О РОМАНЕ ДЖ.-Д. СЭЛИНДЖЕРА

Роман «Над пропастью во ржи» идет к читательскому сердцу чрезвычайно тонкими, потайными ходами. Почему так волнуют эти сумбурные скитания злополучного инфантильного юноши Холдена Колфилда? Никаких давид-копперфильдовских чрезвычайных бедствий с ним не произошло. Не в прериях скитается он, как безработные герои Дос Пассоса, а в городе Нью-Йорке, где живут его родители, сестра, тетки, «и все эти мои двоюродные подонки», и многочисленные знакомые; он не ездит зайцем в поездах, он нанимает такси. Холдену Колфилду никогда не приходилось думать о куске хлеба. Он из достаточной и интеллигентной семьи, учится в самых респектабельных учебных заведениях США. Престарелая бабушка по четыре раза в год присылает ему деньги «на день рождения». И по ряду признаков мы угадываем, что Холден красив, что тоже, разумеется, немаловажно для счастья, особенно в 16 лет. Словом, это барчук, бездельник, и у читателя вроде бы нет причин за него волноваться.

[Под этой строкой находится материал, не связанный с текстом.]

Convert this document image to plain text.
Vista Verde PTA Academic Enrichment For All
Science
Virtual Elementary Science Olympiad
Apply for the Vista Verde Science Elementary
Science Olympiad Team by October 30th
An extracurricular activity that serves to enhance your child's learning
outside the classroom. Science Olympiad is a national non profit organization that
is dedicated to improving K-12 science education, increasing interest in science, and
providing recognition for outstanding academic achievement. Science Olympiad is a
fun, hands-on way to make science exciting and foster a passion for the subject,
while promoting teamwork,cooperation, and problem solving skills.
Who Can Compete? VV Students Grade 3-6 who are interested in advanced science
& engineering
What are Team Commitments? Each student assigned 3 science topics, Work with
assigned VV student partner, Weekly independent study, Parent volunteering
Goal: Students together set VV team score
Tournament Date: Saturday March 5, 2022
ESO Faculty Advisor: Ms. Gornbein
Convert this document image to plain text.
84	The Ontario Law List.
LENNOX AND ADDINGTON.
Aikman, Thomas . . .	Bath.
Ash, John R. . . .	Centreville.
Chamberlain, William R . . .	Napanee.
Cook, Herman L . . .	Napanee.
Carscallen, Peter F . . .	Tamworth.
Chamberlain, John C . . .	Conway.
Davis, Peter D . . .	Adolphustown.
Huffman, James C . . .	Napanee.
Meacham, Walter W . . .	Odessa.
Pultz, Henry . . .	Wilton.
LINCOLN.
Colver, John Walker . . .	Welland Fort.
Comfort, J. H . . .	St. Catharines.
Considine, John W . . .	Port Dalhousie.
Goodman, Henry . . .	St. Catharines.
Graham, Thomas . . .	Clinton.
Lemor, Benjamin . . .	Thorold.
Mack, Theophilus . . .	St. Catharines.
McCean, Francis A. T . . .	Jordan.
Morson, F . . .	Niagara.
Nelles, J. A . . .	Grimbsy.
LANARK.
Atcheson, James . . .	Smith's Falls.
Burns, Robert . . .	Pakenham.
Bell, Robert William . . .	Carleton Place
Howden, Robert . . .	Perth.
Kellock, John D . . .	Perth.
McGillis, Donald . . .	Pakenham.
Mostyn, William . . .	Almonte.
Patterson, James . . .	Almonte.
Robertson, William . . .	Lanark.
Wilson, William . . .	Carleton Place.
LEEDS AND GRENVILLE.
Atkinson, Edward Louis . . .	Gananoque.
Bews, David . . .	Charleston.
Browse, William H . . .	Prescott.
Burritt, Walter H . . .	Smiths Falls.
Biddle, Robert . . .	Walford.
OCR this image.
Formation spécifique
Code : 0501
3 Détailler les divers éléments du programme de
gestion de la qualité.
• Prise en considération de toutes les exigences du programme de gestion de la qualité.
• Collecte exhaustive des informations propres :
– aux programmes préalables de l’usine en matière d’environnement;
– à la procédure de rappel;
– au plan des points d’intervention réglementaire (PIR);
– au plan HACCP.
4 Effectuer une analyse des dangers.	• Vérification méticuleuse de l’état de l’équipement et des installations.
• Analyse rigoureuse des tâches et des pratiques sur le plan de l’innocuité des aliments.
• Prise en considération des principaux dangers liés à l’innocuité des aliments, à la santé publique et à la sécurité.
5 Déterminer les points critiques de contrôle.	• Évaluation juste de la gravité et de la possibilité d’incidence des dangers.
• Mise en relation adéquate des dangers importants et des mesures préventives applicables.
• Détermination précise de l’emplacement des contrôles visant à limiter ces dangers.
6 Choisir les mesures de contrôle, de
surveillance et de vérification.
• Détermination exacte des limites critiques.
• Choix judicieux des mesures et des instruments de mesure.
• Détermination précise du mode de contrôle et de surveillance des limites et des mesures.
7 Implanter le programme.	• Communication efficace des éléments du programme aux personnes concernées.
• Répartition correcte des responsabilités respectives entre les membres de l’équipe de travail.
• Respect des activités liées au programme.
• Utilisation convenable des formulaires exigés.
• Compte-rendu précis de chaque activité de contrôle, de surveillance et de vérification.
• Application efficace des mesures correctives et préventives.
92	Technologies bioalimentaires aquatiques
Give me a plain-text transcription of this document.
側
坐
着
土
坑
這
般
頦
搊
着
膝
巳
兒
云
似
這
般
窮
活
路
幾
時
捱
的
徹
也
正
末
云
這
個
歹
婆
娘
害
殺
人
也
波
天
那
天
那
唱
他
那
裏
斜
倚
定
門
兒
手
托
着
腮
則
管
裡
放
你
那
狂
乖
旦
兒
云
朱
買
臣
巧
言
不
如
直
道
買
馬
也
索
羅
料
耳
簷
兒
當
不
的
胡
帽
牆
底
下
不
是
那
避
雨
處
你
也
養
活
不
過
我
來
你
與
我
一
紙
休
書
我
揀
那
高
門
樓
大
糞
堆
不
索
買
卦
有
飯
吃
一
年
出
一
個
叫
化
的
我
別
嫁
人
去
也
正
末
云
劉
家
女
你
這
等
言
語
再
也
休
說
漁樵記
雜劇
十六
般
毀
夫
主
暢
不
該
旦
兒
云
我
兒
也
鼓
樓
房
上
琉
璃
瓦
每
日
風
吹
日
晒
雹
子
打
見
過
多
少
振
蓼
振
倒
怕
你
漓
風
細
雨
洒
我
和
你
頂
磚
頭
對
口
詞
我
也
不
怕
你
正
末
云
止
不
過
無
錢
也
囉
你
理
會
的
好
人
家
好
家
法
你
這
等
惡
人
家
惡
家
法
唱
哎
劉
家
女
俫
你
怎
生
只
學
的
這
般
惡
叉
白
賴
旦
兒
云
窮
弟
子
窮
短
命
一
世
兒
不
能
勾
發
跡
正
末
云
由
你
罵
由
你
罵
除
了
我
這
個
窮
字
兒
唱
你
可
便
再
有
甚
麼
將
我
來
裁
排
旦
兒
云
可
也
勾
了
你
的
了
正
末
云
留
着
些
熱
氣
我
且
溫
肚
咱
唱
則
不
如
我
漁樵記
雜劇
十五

К тому же у Холдена так много черт и поступков, которые читатель никак не может одобрить. Холден сам рассказывает о себе, — и что это за язык, изобилующий жаргонными словечками и бранью. Слово «сволочь» не сходит у Холдена с уст. Он ни к чему не питает почтения — ни к школе, ни к педагогам, ни к наукам, ни к отечественной истории. «Эта кретинская пушка там торчит, кажется, с самой войны за освобождение», — небрежно замечает он, рассказывая, где он находился во время футбольного матча. Его инфантильность производит неприятное впечатление: как непривлекательна сцена в умывальной, где Холден выбивает чечетку перед бреющимся Стредлейтером; мы привыкли к тому, что шестнадцатилетние парни держатся с достоинством; не кривляются… Читатель негодует и по поводу того, что Холден упорно не желает учиться. Его интересует литература, он много читает и сочинения по литературе пишет отлично. Но когда требуется написать сочинение по истории, о древнем Египте, — он пишет несколько издевательских, пародийных строк. Он ничего не знает о древнем Египте и не желает знать. Ему это неинтересно. Как Геку Финну: тому — помните — не было дела до покойников. Кстати, американская критика называет Холдена Колфилда современным Геккльберри Финном… За неуспеваемость Холдена исключили из четырех школ. «Что ты с собой делаешь, мальчик?» — говорят ему, а он сидит, напялив красную охотничью кепку козырьком назад, и читает «В дебрях Африки» Эсака Дайнсена. А когда старый добряк учитель убеждает его подумать о своем будущем, Холден отвечает терпеливо: «Да, сэр. Знаю. Я все это знаю», — а сам думает в это время: куда деваются зимой утки в нью-йоркском центральном парке? «Я не мог себе представить, куда деваются утки, когда пруд покрывается льдом и промерзает насквозь».

Вот он какой невозможный, неразумный, разболтанный, этот Холден.

В Нью-Йорке он шатается по ресторанам (очень озабочен тем, чтобы получить спиртные напитки, которых ему не хотят подавать, как несовершеннолетнему), танцует с какими-то дамами, предлагает знакомой девушке уехать с ним и «жить где-нибудь у ручья», а когда в отеле лифтер его спрашивает: «Желаете девочку на ночь?» — Холден после первой неловкости отвечает: «Ладно».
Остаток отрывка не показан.